The size of the space, cooking services available and kitchen equipment can determine how a brand can function within a ghost kitchen, Roddy said. A brand also has to consider if it would be able to add equipment it needs and whether the chain can provide the same quality products using the services offered, he said. Distribution can also be difficult in these kitchens when it comes to finding ingredients, especially when WOWorks expands a concept into new markets. For example, Saladworks is opening ghost kitchens in Canada, but that requires different distribution sources to find the same quality food items used in the U.S.
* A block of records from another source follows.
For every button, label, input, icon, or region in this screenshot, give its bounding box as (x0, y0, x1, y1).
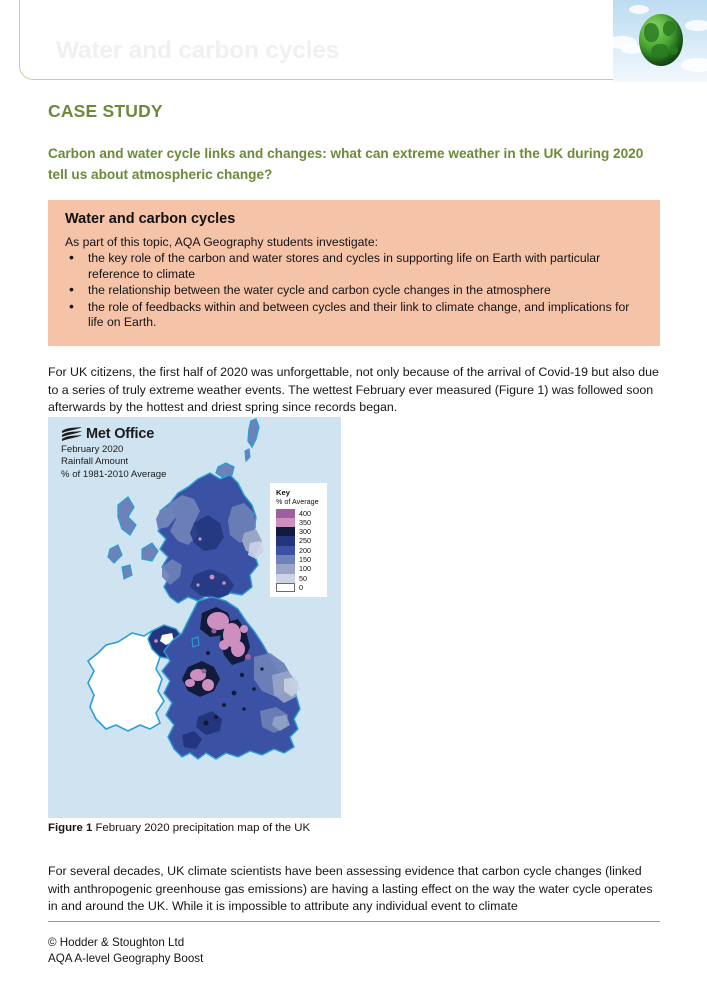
legend-swatch (276, 574, 295, 583)
spec-box-title: Water and carbon cycles (65, 211, 646, 227)
legend-swatch (276, 564, 295, 573)
legend-label: 350 (299, 518, 311, 527)
legend-entry: 350 (276, 518, 323, 527)
footer: © Hodder & Stoughton Ltd AQA A-level Geo… (48, 935, 203, 966)
header-watermark-title: Water and carbon cycles (56, 37, 339, 65)
landmass-shape (651, 44, 668, 58)
legend-entry: 200 (276, 546, 323, 555)
legend-swatch (276, 536, 295, 545)
header-globe-image (613, 0, 707, 82)
met-office-label: Met Office (86, 426, 154, 442)
list-item: the role of feedbacks within and between… (62, 300, 646, 331)
met-office-waves-icon (61, 427, 83, 442)
legend-swatch (276, 518, 295, 527)
legend-swatch (276, 555, 295, 564)
legend-label: 100 (299, 564, 311, 573)
map-subtitle-unit: % of 1981-2010 Average (61, 469, 166, 481)
spec-box-intro: As part of this topic, AQA Geography stu… (65, 234, 646, 250)
legend-unit-label: % of Average (276, 497, 323, 507)
landmass-shape (669, 45, 678, 55)
footer-copyright: © Hodder & Stoughton Ltd (48, 935, 203, 951)
legend-entry: 50 (276, 574, 323, 583)
page-header-banner: Water and carbon cycles (0, 0, 707, 84)
uk-precipitation-map: Met Office February 2020 Rainfall Amount… (48, 417, 341, 818)
specification-callout-box: Water and carbon cycles As part of this … (48, 200, 660, 346)
footer-product: AQA A-level Geography Boost (48, 951, 203, 967)
legend-entry: 300 (276, 527, 323, 536)
figure-caption-text: February 2020 precipitation map of the U… (92, 822, 310, 834)
legend-label: 300 (299, 527, 311, 536)
map-subtitle-metric: Rainfall Amount (61, 456, 166, 468)
legend-title: Key (276, 488, 323, 497)
map-subtitle-date: February 2020 (61, 444, 166, 456)
legend-entry: 250 (276, 536, 323, 545)
legend-entry: 100 (276, 564, 323, 573)
landmass-shape (644, 23, 659, 42)
legend-swatch (276, 546, 295, 555)
list-item: the relationship between the water cycle… (62, 283, 646, 299)
legend-swatch (276, 527, 295, 536)
map-legend-key: Key % of Average 400 350 300 250 (270, 483, 327, 597)
legend-entries: 400 350 300 250 200 (276, 509, 323, 593)
figure-1-map: Met Office February 2020 Rainfall Amount… (48, 417, 341, 818)
case-study-eyebrow: CASE STUDY (48, 101, 163, 122)
legend-label: 50 (299, 574, 307, 583)
cloud-shape (685, 20, 707, 31)
figure-caption: Figure 1 February 2020 precipitation map… (48, 822, 310, 834)
isle-of-man (192, 637, 199, 647)
legend-label: 200 (299, 546, 311, 555)
met-office-branding: Met Office February 2020 Rainfall Amount… (61, 426, 166, 481)
landmass-shape (663, 21, 675, 36)
legend-label: 400 (299, 509, 311, 518)
spec-bullet-list: the key role of the carbon and water sto… (62, 251, 646, 331)
legend-entry: 150 (276, 555, 323, 564)
green-earth-globe-icon (639, 14, 683, 66)
cloud-shape (681, 58, 707, 72)
legend-entry: 0 (276, 583, 323, 592)
footer-divider (48, 921, 660, 922)
legend-label: 150 (299, 555, 311, 564)
body-paragraph-1: For UK citizens, the first half of 2020 … (48, 364, 661, 416)
cloud-shape (629, 5, 649, 14)
page-title: Carbon and water cycle links and changes… (48, 144, 660, 185)
legend-swatch (276, 509, 295, 518)
legend-swatch (276, 583, 295, 592)
list-item: the key role of the carbon and water sto… (62, 251, 646, 282)
legend-label: 0 (299, 583, 303, 592)
legend-entry: 400 (276, 509, 323, 518)
figure-caption-label: Figure 1 (48, 822, 92, 834)
legend-label: 250 (299, 536, 311, 545)
body-paragraph-2: For several decades, UK climate scientis… (48, 863, 661, 915)
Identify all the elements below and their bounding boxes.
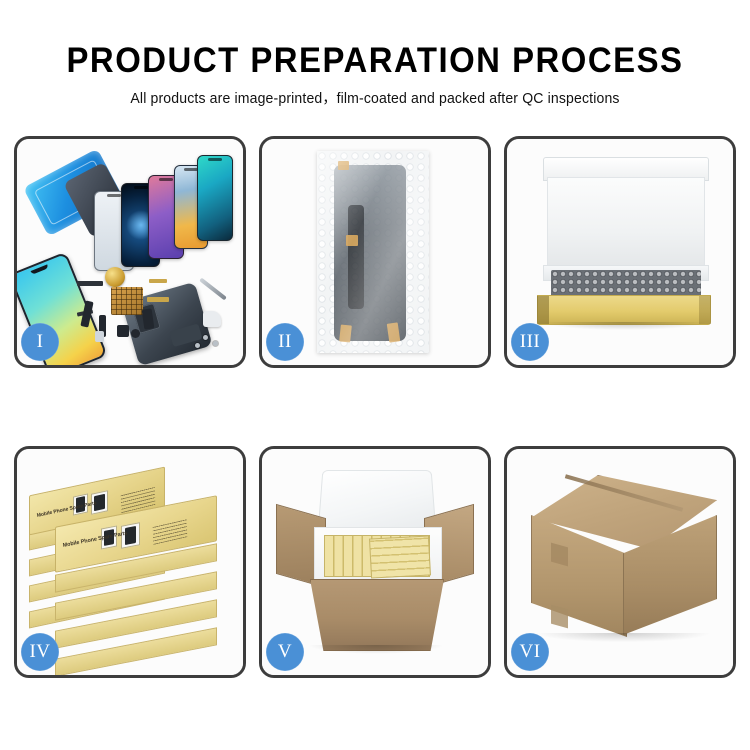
- box-stack: Mobile Phone Spare Parts Mobile Phone Sp…: [25, 467, 241, 659]
- drop-shadow: [537, 633, 709, 642]
- step-badge-6: VI: [511, 633, 549, 671]
- drop-shadow: [543, 322, 705, 330]
- step-badge-5: V: [266, 633, 304, 671]
- tweezers-tool: [199, 278, 227, 301]
- repair-tool: [203, 311, 221, 327]
- page-title: PRODUCT PREPARATION PROCESS: [23, 40, 728, 82]
- process-step-grid: I II: [14, 136, 736, 678]
- screw: [203, 335, 208, 340]
- styrofoam-lid: [317, 470, 436, 535]
- process-step-1: I: [14, 136, 246, 368]
- page-subtitle: All products are image-printed，film-coat…: [11, 89, 739, 109]
- tape-piece: [339, 324, 352, 342]
- step-badge-4: IV: [21, 633, 59, 671]
- screw: [195, 343, 200, 348]
- step-badge-3: III: [511, 323, 549, 361]
- phone-screen-teal: [197, 155, 233, 241]
- speaker-part: [77, 281, 103, 286]
- bubble-wrapped-contents: [551, 270, 701, 298]
- bubble-wrap-sheet: [317, 151, 429, 353]
- gold-flex-strip: [147, 297, 169, 302]
- tape-patch-bottom: [551, 605, 568, 629]
- yellow-box-front: [537, 295, 711, 325]
- notch: [208, 158, 222, 161]
- vibration-motor: [131, 329, 140, 338]
- process-step-6: VI: [504, 446, 736, 678]
- process-step-3: III: [504, 136, 736, 368]
- sim-tray: [95, 331, 104, 342]
- notch: [107, 194, 121, 197]
- wireless-charging-coil: [105, 267, 125, 287]
- screw: [213, 341, 218, 346]
- notch: [184, 168, 198, 171]
- notch: [134, 186, 148, 189]
- step-badge-2: II: [266, 323, 304, 361]
- process-step-5: V: [259, 446, 491, 678]
- wrapped-screen-assembly: [334, 165, 406, 341]
- process-step-2: II: [259, 136, 491, 368]
- tape-piece: [346, 235, 358, 246]
- camera-module: [117, 325, 129, 337]
- yellow-boxes-row-2: [369, 535, 431, 578]
- notch: [159, 178, 173, 181]
- carton-front-panel: [310, 579, 444, 651]
- product-preparation-infographic: PRODUCT PREPARATION PROCESS All products…: [0, 0, 750, 750]
- gold-connector: [149, 279, 167, 283]
- foam-back-panel: [547, 177, 705, 269]
- drop-shadow: [308, 645, 444, 654]
- logic-board-chip: [111, 287, 143, 315]
- tape-piece: [338, 161, 349, 170]
- process-step-4: Mobile Phone Spare Parts Mobile Phone Sp…: [14, 446, 246, 678]
- step-badge-1: I: [21, 323, 59, 361]
- header: PRODUCT PREPARATION PROCESS All products…: [0, 0, 750, 109]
For a brand like Garbanzo, which makes its sauces and items like pita bread fresh each day, there needs to be enough space to accommodate this preparation, he said.
"I think we’re really close on the menu, but once that menu is fine tuned a bit … you'll see Garbanzo [in ghost kitchens]," he said. "But it wasn't easy just taking the menu and implementing it because of all the equipment."
The company is exploring both existing and new relationships with shared kitchen providers to offer spaces to its additional brands, he said.
WOWorks is also eyeing virtual brands as another path to growth and is testing some concepts in select Saladworks locations, Roddy said.
"You use the same ingredient to create new recipes and so you could go on and on," Roddy said. "So you think Sandwichworks and create more variety of sandwiches, Pizzaworks, Soupworks. … By adding one or two items, you can create a new category."
Traditional store development is also part of the company’s growth strategy, and WOWorks opened seven Saladworks in the spring and has several more in the pipeline this year. For its newly acquired brands, the company completed its new franchise disclosure documents at the end of March. It has a strong pipeline of requests, with deals expected to be completed as quickly as mid-April, he said.
With these new development possibilities, acquisitions and ghost kitchens, Roddy is optimistic about the company's future and its growth trajectory.
"We're scratching the surface with all the things that we're creating," Roddy said.